Theory says a reasoning layer should add value over a signal-only system. I wanted to know if it actually did.
Sniper is a pure Python strategy. Same signal filters as Archer, same risk guards, but no LLM in the loop. It takes any signal that clears the threshold. Archer takes the same signals, but Claude first decides whether to act on them.
I ran them side by side on Discord — both posting reasoning and results to different channels — with the same capital allocation split between them.
What the A/B test showed
Archer skipped significantly more signals than Sniper. Some of those skips were right — the trades Sniper took that Archer passed on often lost. Some were wrong — Archer skipped signals that turned out well, citing regime uncertainty that didn't materialise.
The win rate on trades Archer took was higher than Sniper's overall win rate. But Archer's trade frequency was lower, so total P&L was harder to compare directly over a short window.

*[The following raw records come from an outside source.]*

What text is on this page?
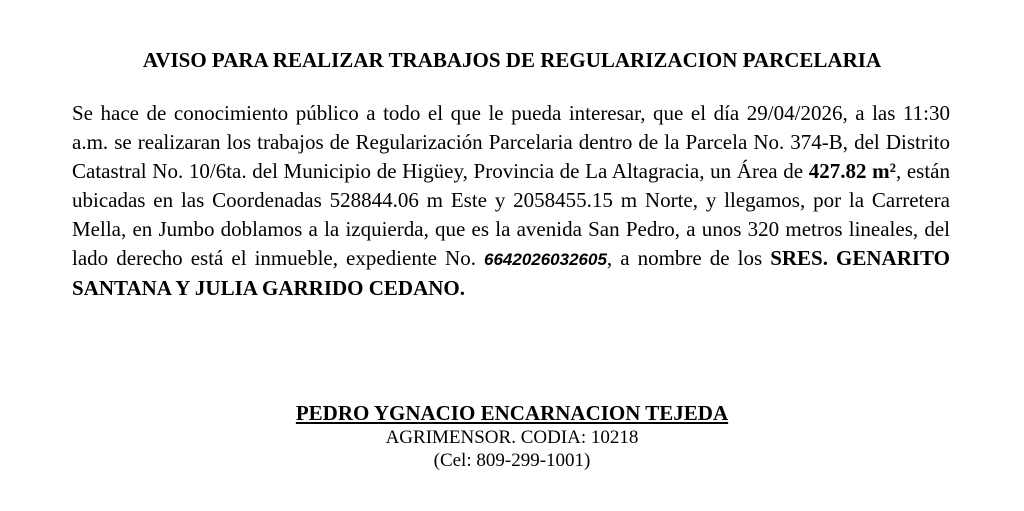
AVISO PARA REALIZAR TRABAJOS DE REGULARIZACION PARCELARIA

Se hace de conocimiento público a todo el que le pueda interesar, que el día 29/04/2026, a las 11:30 a.m. se realizaran los trabajos de Regularización Parcelaria dentro de la Parcela No. 374-B, del Distrito Catastral No. 10/6ta. del Municipio de Higüey, Provincia de La Altagracia, un Área de 427.82 m², están ubicadas en las Coordenadas 528844.06 m Este y 2058455.15 m Norte, y llegamos, por la Carretera Mella, en Jumbo doblamos a la izquierda, que es la avenida San Pedro, a unos 320 metros lineales, del lado derecho está el inmueble, expediente No. 6642026032605, a nombre de los SRES. GENARITO SANTANA Y JULIA GARRIDO CEDANO.

PEDRO YGNACIO ENCARNACION TEJEDA
AGRIMENSOR. CODIA: 10218
(Cel: 809-299-1001)
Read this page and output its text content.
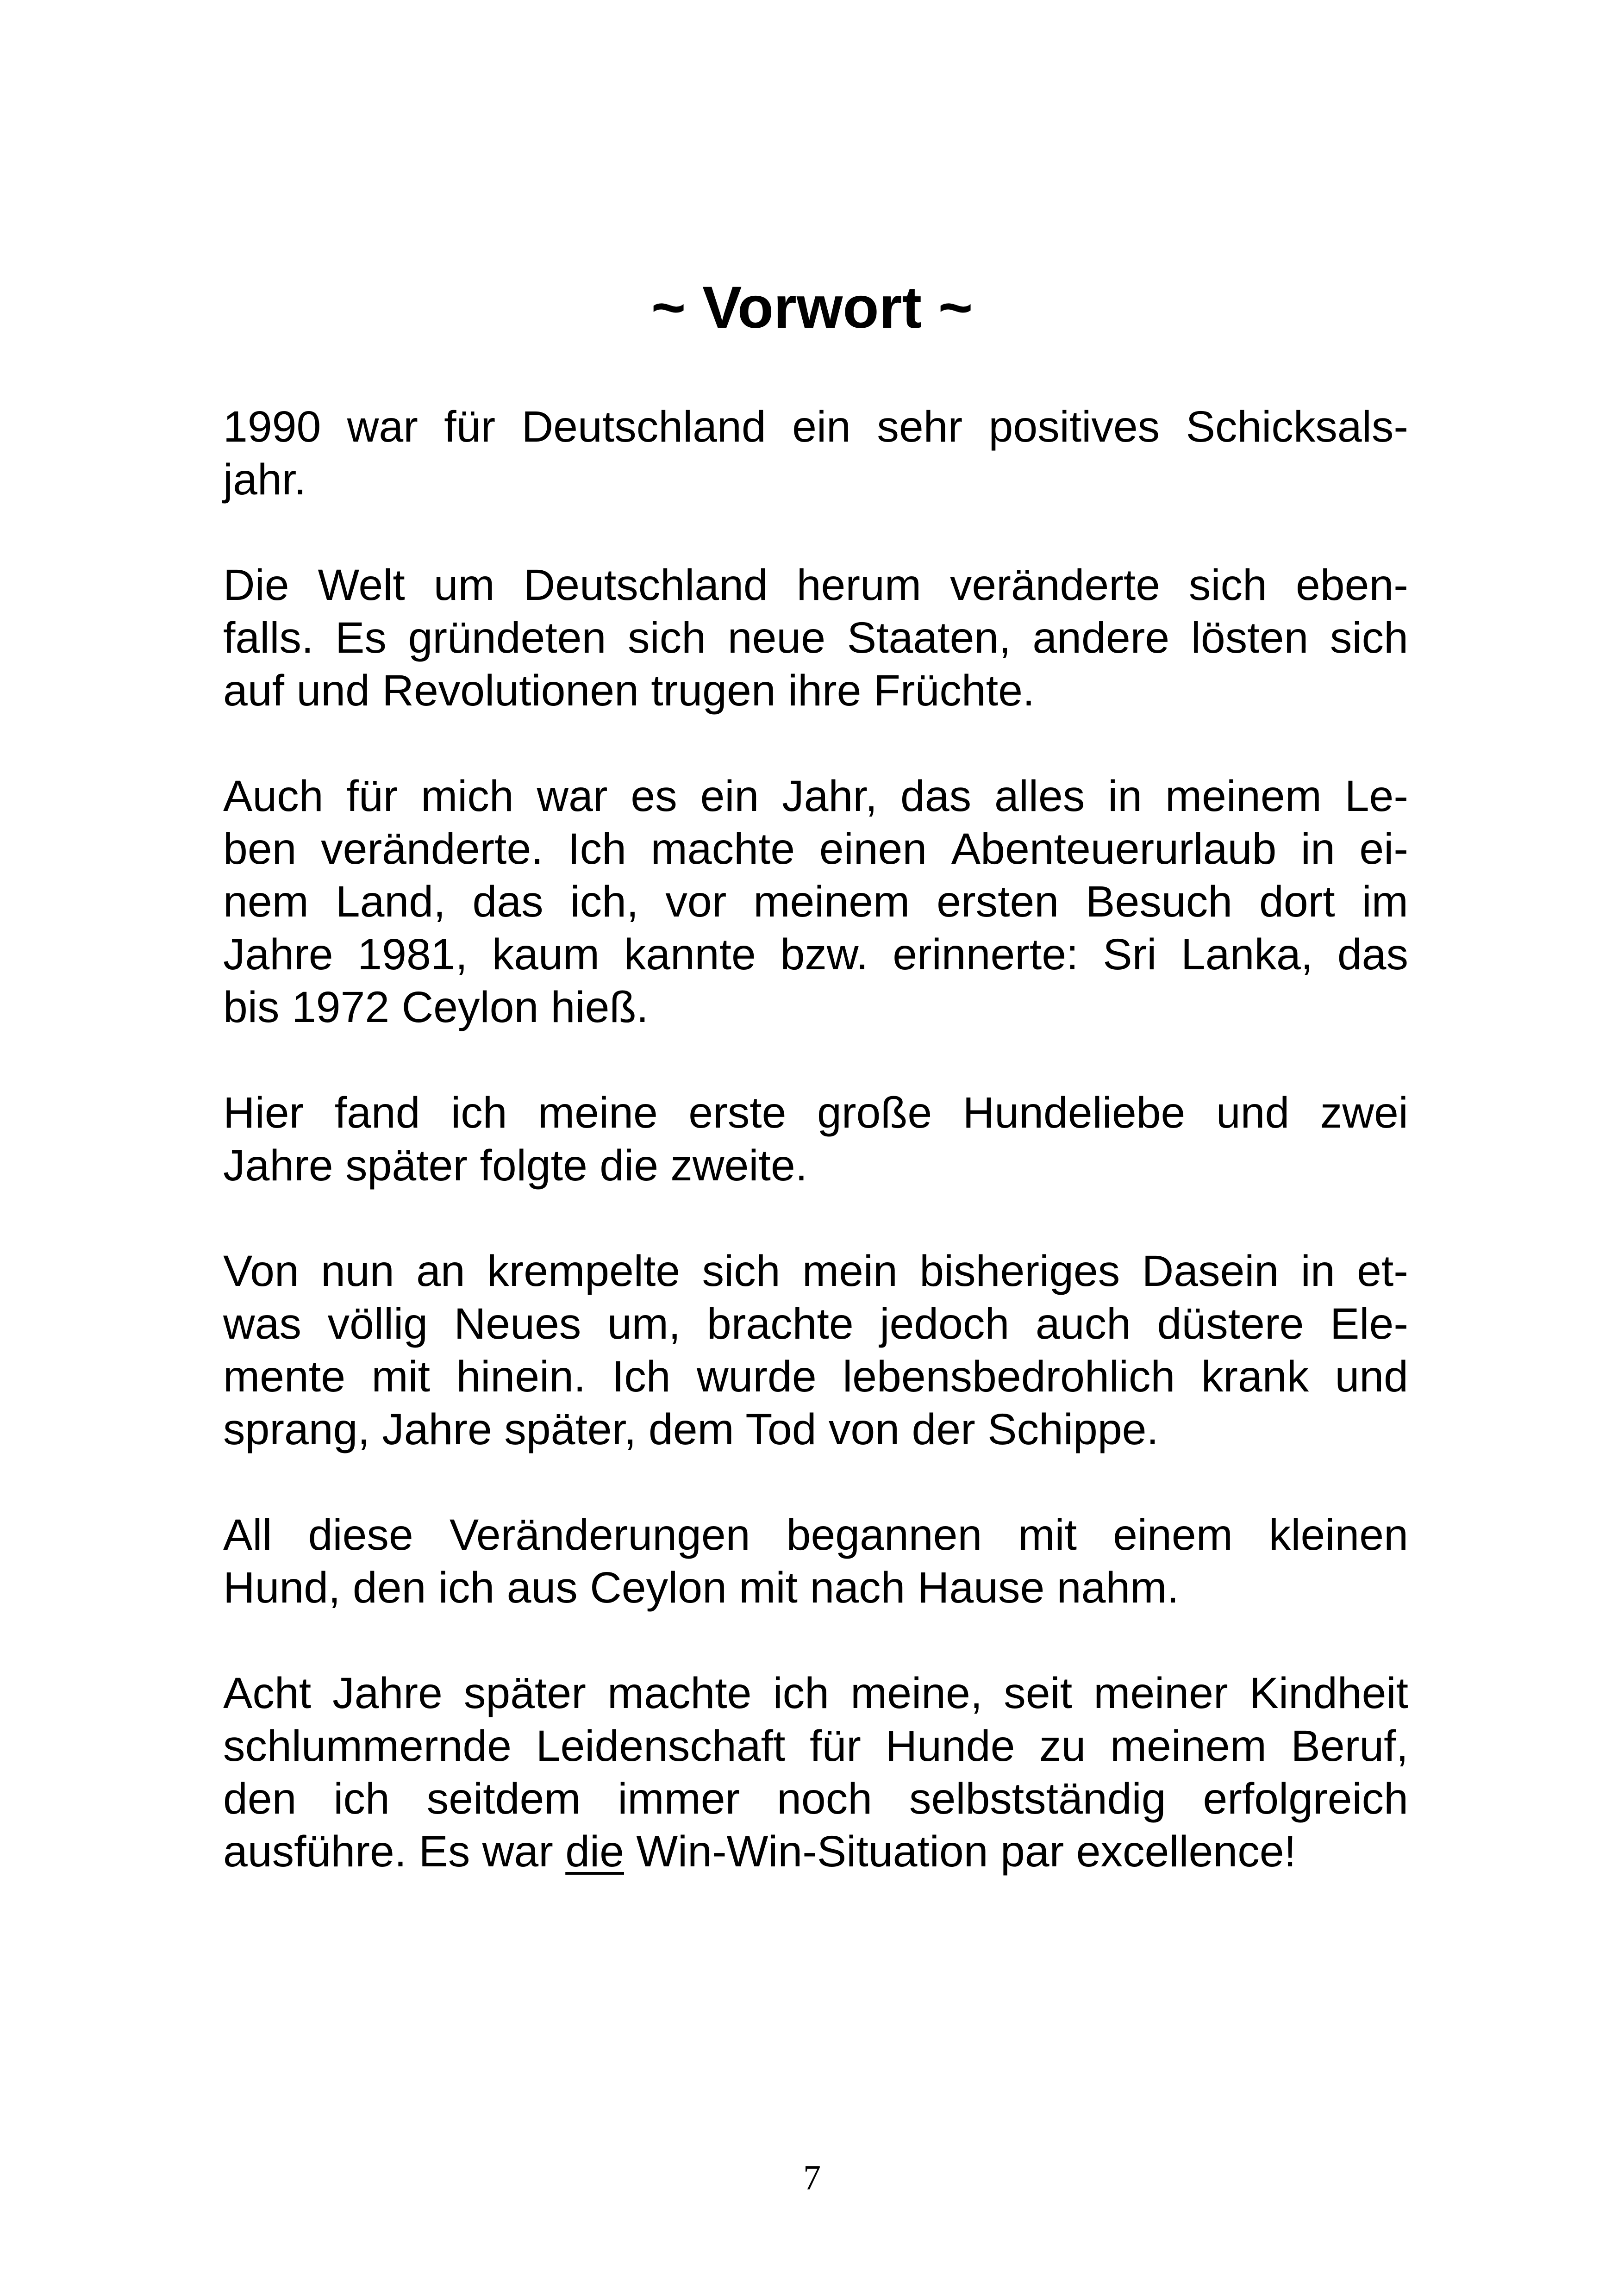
~ Vorwort ~
1990 war für Deutschland ein sehr positives Schicksals-
jahr.
Die Welt um Deutschland herum veränderte sich eben-
falls. Es gründeten sich neue Staaten, andere lösten sich
auf und Revolutionen trugen ihre Früchte.
Auch für mich war es ein Jahr, das alles in meinem Le-
ben veränderte. Ich machte einen Abenteuerurlaub in ei-
nem Land, das ich, vor meinem ersten Besuch dort im
Jahre 1981, kaum kannte bzw. erinnerte: Sri Lanka, das
bis 1972 Ceylon hieß.
Hier fand ich meine erste große Hundeliebe und zwei
Jahre später folgte die zweite.
Von nun an krempelte sich mein bisheriges Dasein in et-
was völlig Neues um, brachte jedoch auch düstere Ele-
mente mit hinein. Ich wurde lebensbedrohlich krank und
sprang, Jahre später, dem Tod von der Schippe.
All diese Veränderungen begannen mit einem kleinen
Hund, den ich aus Ceylon mit nach Hause nahm.
Acht Jahre später machte ich meine, seit meiner Kindheit
schlummernde Leidenschaft für Hunde zu meinem Beruf,
den ich seitdem immer noch selbstständig erfolgreich
ausführe. Es war die Win-Win-Situation par excellence!
7
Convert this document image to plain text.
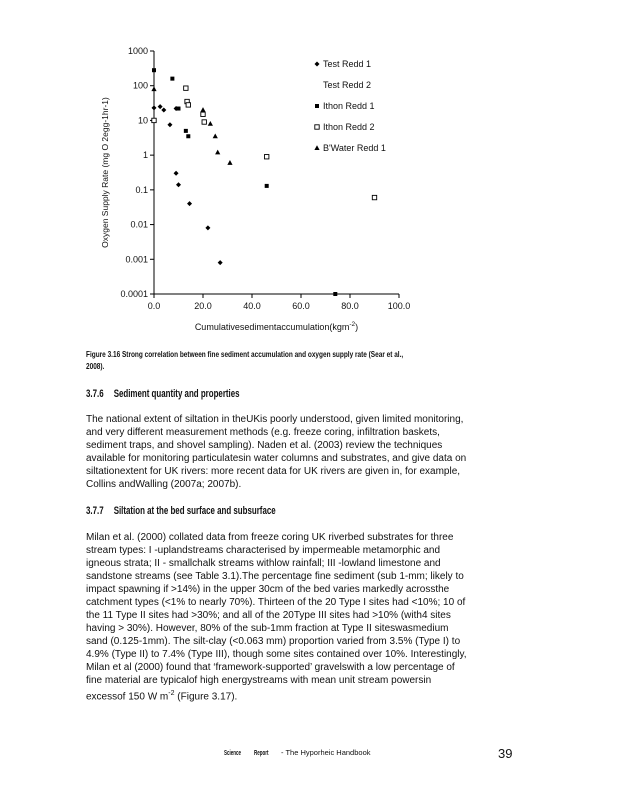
0.0001
0.001
0.01
0.1
1
10
100
1000
0.0	20.0	40.0	60.0	80.0	100.0
Cumulativesedimentaccumulation(kgm$^{-2}$)
Oxygen Supply Rate (mg O 2egg-1hr-1)
Test Redd 1
Test Redd 2
Ithon Redd 1
Ithon Redd 2
B'Water Redd 1
Figure 3.16 Strong correlation between fine sediment accumulation and oxygen supply rate (Sear et al., 2008).
3.7.6 Sediment quantity and properties
The national extent of siltation in theUKis poorly understood, given limited monitoring,
and very different measurement methods (e.g. freeze coring, infiltration baskets,
sediment traps, and shovel sampling). Naden et al. (2003) review the techniques
available for monitoring particulatesin water columns and substrates, and give data on
siltationextent for UK rivers: more recent data for UK rivers are given in, for example,
Collins andWalling (2007a; 2007b).
3.7.7 Siltation at the bed surface and subsurface
Milan et al. (2000) collated data from freeze coring UK riverbed substrates for three
stream types: I -uplandstreams characterised by impermeable metamorphic and
igneous strata; II - smallchalk streams withlow rainfall; III -lowland limestone and
sandstone streams (see Table 3.1).The percentage fine sediment (sub 1-mm; likely to
impact spawning if >14%) in the upper 30cm of the bed varies markedly acrossthe
catchment types (<1% to nearly 70%). Thirteen of the 20 Type I sites had <10%; 10 of
the 11 Type II sites had >30%; and all of the 20Type III sites had >10% (with4 sites
having > 30%). However, 80% of the sub-1mm fraction at Type II siteswasmedium
sand (0.125-1mm). The silt-clay (<0.063 mm) proportion varied from 3.5% (Type I) to
4.9% (Type II) to 7.4% (Type III), though some sites contained over 10%. Interestingly,
Milan et al (2000) found that ‘framework-supported’ gravelswith a low percentage of
fine material are typicalof high energystreams with mean unit stream powersin
excessof 150 W $m^{-2}$ (Figure 3.17).
Science Report - The Hyporheic Handbook	39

The more interesting finding: Archer's SKIP reasoning was often more accurate than its TRADE reasoning. When it passed on a signal, it could usually articulate why in terms that made sense after the fact. When it took a trade, the reasoning was sometimes post-hoc rationalisation of a signal that just passed the threshold.
What I changed
I raised Archer's signal threshold from 0.45 to 0.55 based on this. If Claude's value is in knowing when not to trade, the pre-filter should do more of the heavy lifting so Claude is deciding on higher-quality candidates.
Sniper is still running. I use it as the baseline. Archer needs to beat it over a hundred trades to justify the latency and token cost. Still accumulating the sample.